The latest versions of the Raspberry Robin malware have become more secretive and use exploits for recent 1-day bugs that are used against vulnerable systems.
According to experts Check Pointhackers actively use 1-day vulnerabilities in their attacks, that is, problems that have already been fixed by developers, but for some reason these fixes have not yet been deployed to all clients, or not all users have installed them
Raspberry Robin operators have used at least two exploits for 1-day vulnerabilities recently, and analysts believe that the malware operators either have the ability to create their own exploits or have sources that provide them.
Recall that Raspberry Robin is a dropper with the functionality of a worm. It primarily spreads through removable storage devices, including USB flash drives, to gain a foothold on infected systems and make it easier for hackers to deploy additional payloads. Previously, he was associated with such groups as FIN11, Evil Corp and Clop.
Raspberry Robin is constantly evolving and acquiring new features, detection evasion techniques, and distribution methods. For example, it has previously been seen to use fake payloads to confuse researchers.
According to Check Point, Raspberry Robin activity has increased since October 2023, with large-scale attacks affecting systems around the world.
A notable change in recent campaigns has been the use of Discord to deliver malicious archived files to targets, likely after sending phishing links via email. Such archives contain a signed executable file (OleView.exe) and a malicious DLL file (aclui.dll), which is loaded when the executable file is launched, thereby activating the Raspberry Robin on the system.
When Raspberry Robin is first launched on a victim's computer, it automatically attempts to escalate privileges using various 1-day exploits. For example, Raspberry Robin uses exploits for local privilege escalation vulnerabilities in Microsoft Streaming Service Proxy and Windows TPM Device Driver (CVE-2023-36802 and CVE-2023-29360).
It is noted that in both cases, the malware exploited vulnerabilities using exploits unknown at that time, less than a month after the public disclosure of information about these problems (June 13 and September 12, 2023).
At the same time, according to analysts Cyfirmaan exploit for CVE-2023-36802 that allows privilege escalation to SYSTEM, has been available for purchase on the dark web since February 2023, seven months before Microsoft fixed the issue.
All this suggests that Raspberry Robin operators buy 1-day exploits from third-party suppliers almost immediately after they become available (because the cost of 0-day exploits is too high).
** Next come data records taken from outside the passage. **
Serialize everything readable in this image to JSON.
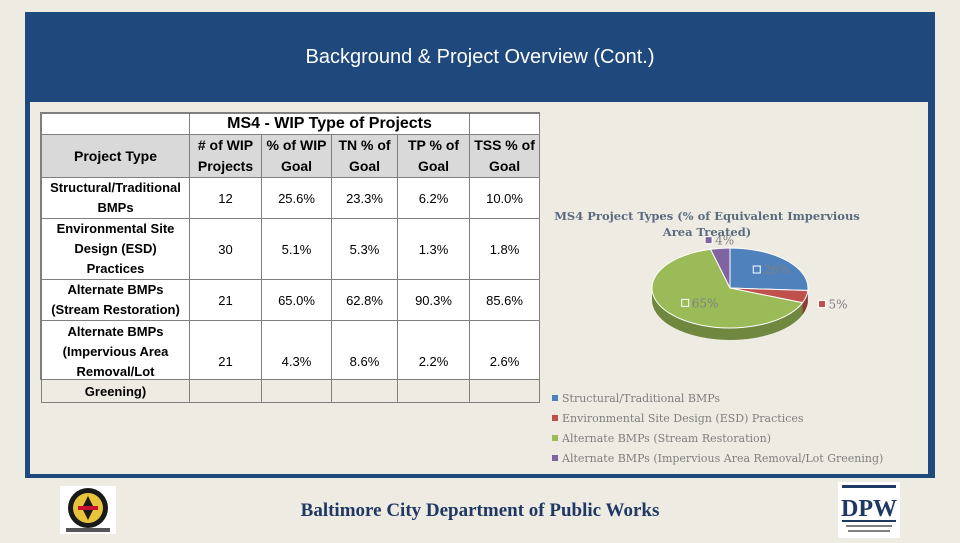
{
  "slide": {
    "title": "Background & Project Overview (Cont.)",
    "footer": "Baltimore City Department of Public Works",
    "colors": {
      "frame": "#1f497d",
      "background": "#eeebe2",
      "table_header": "#d9d9d9"
    }
  },
  "table": {
    "caption": "MS4 - WIP Type of Projects",
    "headers": [
      "Project Type",
      "# of WIP Projects",
      "% of WIP Goal",
      "TN % of Goal",
      "TP % of Goal",
      "TSS % of Goal"
    ],
    "rows": [
      {
        "type": "Structural/Traditional BMPs",
        "projects": "12",
        "wip": "25.6%",
        "tn": "23.3%",
        "tp": "6.2%",
        "tss": "10.0%"
      },
      {
        "type": "Environmental Site Design (ESD) Practices",
        "projects": "30",
        "wip": "5.1%",
        "tn": "5.3%",
        "tp": "1.3%",
        "tss": "1.8%"
      },
      {
        "type": "Alternate BMPs (Stream Restoration)",
        "projects": "21",
        "wip": "65.0%",
        "tn": "62.8%",
        "tp": "90.3%",
        "tss": "85.6%"
      },
      {
        "type": "Alternate BMPs (Impervious Area Removal/Lot Greening)",
        "projects": "21",
        "wip": "4.3%",
        "tn": "8.6%",
        "tp": "2.2%",
        "tss": "2.6%"
      }
    ]
  },
  "chart_data": {
    "type": "pie",
    "title": "MS4 Project Types (% of Equivalent Impervious Area Treated)",
    "categories": [
      "Structural/Traditional BMPs",
      "Environmental Site Design (ESD) Practices",
      "Alternate BMPs (Stream Restoration)",
      "Alternate BMPs (Impervious Area Removal/Lot Greening)"
    ],
    "values": [
      26,
      5,
      65,
      4
    ],
    "labels": [
      "26%",
      "5%",
      "65%",
      "4%"
    ],
    "colors": [
      "#4f81bd",
      "#c0504d",
      "#9bbb59",
      "#8064a2"
    ],
    "legend_position": "bottom"
  },
  "logos": {
    "left": "baltimore-city-seal-icon",
    "right": "dpw-logo-icon",
    "dpw_text": "DPW"
  }
}
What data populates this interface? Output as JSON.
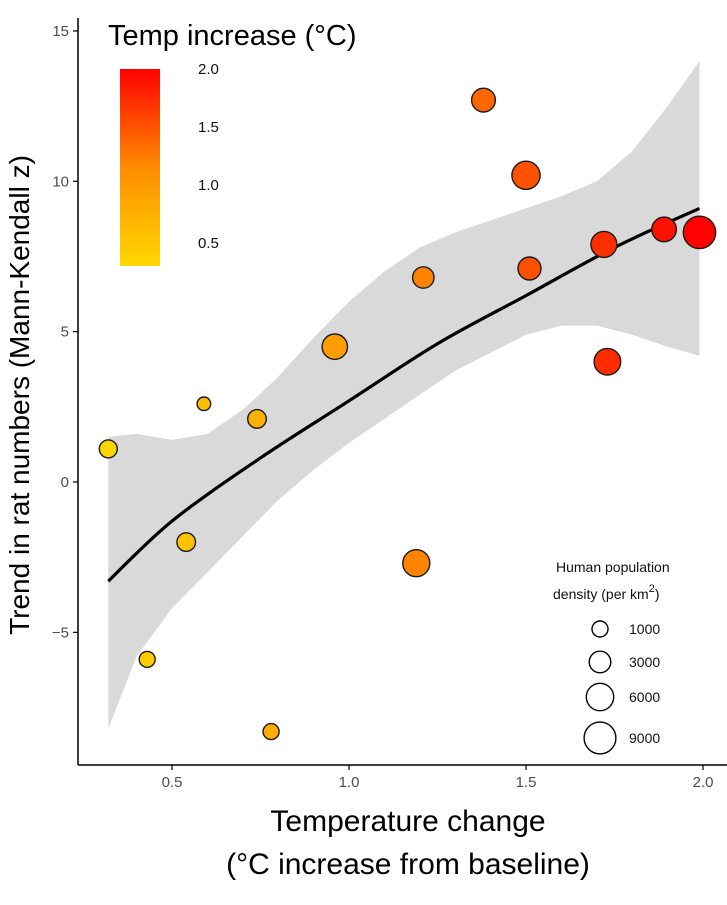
{
  "chart_data": {
    "type": "scatter",
    "xlabel_lines": [
      "Temperature change",
      "(°C increase from baseline)"
    ],
    "ylabel": "Trend in rat numbers (Mann-Kendall z)",
    "xlim": [
      0.22,
      2.07
    ],
    "ylim": [
      -9.5,
      15.2
    ],
    "x_ticks": [
      0.5,
      1.0,
      1.5,
      2.0
    ],
    "x_tick_labels": [
      "0.5",
      "1.0",
      "1.5",
      "2.0"
    ],
    "y_ticks": [
      -5,
      0,
      5,
      10,
      15
    ],
    "y_tick_labels": [
      "−5",
      "0",
      "5",
      "10",
      "15"
    ],
    "grid": false,
    "points": [
      {
        "x": 0.32,
        "y": 1.1,
        "density": 1600
      },
      {
        "x": 0.43,
        "y": -5.9,
        "density": 1000
      },
      {
        "x": 0.54,
        "y": -2.0,
        "density": 1800
      },
      {
        "x": 0.59,
        "y": 2.6,
        "density": 500
      },
      {
        "x": 0.74,
        "y": 2.1,
        "density": 1800
      },
      {
        "x": 0.78,
        "y": -8.3,
        "density": 1000
      },
      {
        "x": 0.96,
        "y": 4.5,
        "density": 4800
      },
      {
        "x": 1.19,
        "y": -2.7,
        "density": 5800
      },
      {
        "x": 1.21,
        "y": 6.8,
        "density": 2900
      },
      {
        "x": 1.38,
        "y": 12.7,
        "density": 4000
      },
      {
        "x": 1.5,
        "y": 10.2,
        "density": 6500
      },
      {
        "x": 1.51,
        "y": 7.1,
        "density": 3600
      },
      {
        "x": 1.72,
        "y": 7.9,
        "density": 5200
      },
      {
        "x": 1.73,
        "y": 4.0,
        "density": 5500
      },
      {
        "x": 1.89,
        "y": 8.4,
        "density": 4400
      },
      {
        "x": 1.99,
        "y": 8.3,
        "density": 9500
      }
    ],
    "trend_line": {
      "x": [
        0.32,
        0.5,
        0.75,
        1.0,
        1.25,
        1.5,
        1.75,
        1.99
      ],
      "y": [
        -3.3,
        -1.3,
        0.8,
        2.7,
        4.6,
        6.2,
        7.8,
        9.1
      ]
    },
    "confidence_band": {
      "x": [
        0.32,
        0.4,
        0.5,
        0.6,
        0.7,
        0.8,
        0.9,
        1.0,
        1.1,
        1.2,
        1.3,
        1.4,
        1.5,
        1.6,
        1.7,
        1.8,
        1.9,
        1.99
      ],
      "upper": [
        1.5,
        1.6,
        1.4,
        1.6,
        2.4,
        3.5,
        4.8,
        6.0,
        7.0,
        7.8,
        8.3,
        8.7,
        9.1,
        9.5,
        10.0,
        11.0,
        12.5,
        14.0
      ],
      "lower": [
        -8.2,
        -5.8,
        -4.2,
        -3.0,
        -1.8,
        -0.6,
        0.4,
        1.3,
        2.1,
        2.9,
        3.7,
        4.3,
        4.9,
        5.2,
        5.2,
        4.9,
        4.5,
        4.2
      ]
    },
    "colorbar": {
      "title": "Temp increase (°C)",
      "min": 0.3,
      "max": 2.0,
      "ticks": [
        0.5,
        1.0,
        1.5,
        2.0
      ],
      "tick_labels": [
        "0.5",
        "1.0",
        "1.5",
        "2.0"
      ],
      "color_low": "#ffd700",
      "color_high": "#ff0000"
    },
    "size_legend": {
      "title_lines": [
        "Human population",
        "density (per km",
        ")"
      ],
      "title_superscript": "2",
      "values": [
        1000,
        3000,
        6000,
        9000
      ],
      "labels": [
        "1000",
        "3000",
        "6000",
        "9000"
      ]
    },
    "colors": {
      "band": "#d9d9d9",
      "trend": "#000000",
      "point_outline": "#1a1a1a",
      "axis": "#000000"
    }
  }
}
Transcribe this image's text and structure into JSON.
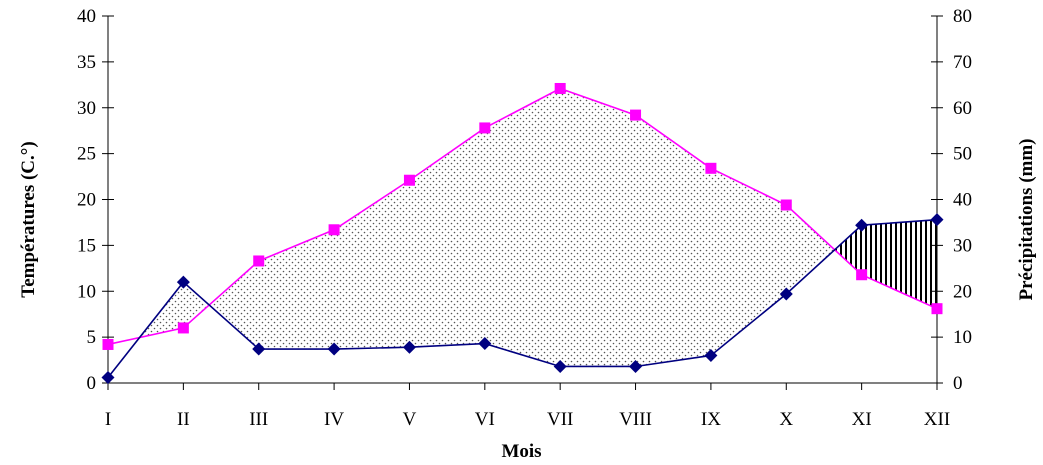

Check Point reports that this theory is supported by the fact that the Raspberry Robin exploits were deployed as external 64-bit executables and did not have the heavy obfuscation that is typical of such malware.
The researchers conclude that Raspberry Robin will likely continue to add new exploits to its arsenal that are not yet publicly available.
The researchers' report also notes a number of improvements implemented in the latest variants of Raspberry Robin, including new mechanisms for anti-analysis, detection evasion and lateral movement.
For example, to bypass OS security and protection, the malware attempts to terminate certain UAC-related processes, including runlegacycplelevated.exe, and also makes changes to the NtTraceEvent API to bypass Event Tracing for Windows (ETW) detection.
Additionally, Raspberry Robin now checks if certain APIs (GetUserDefaultLangID and GetModuleHandleW) are enabled to detect security monitoring. And to hide the addresses of the command and control servers, the malware first randomly contacts one of 60 hard-coded Tor domains of known sites to make its first communications appear harmless.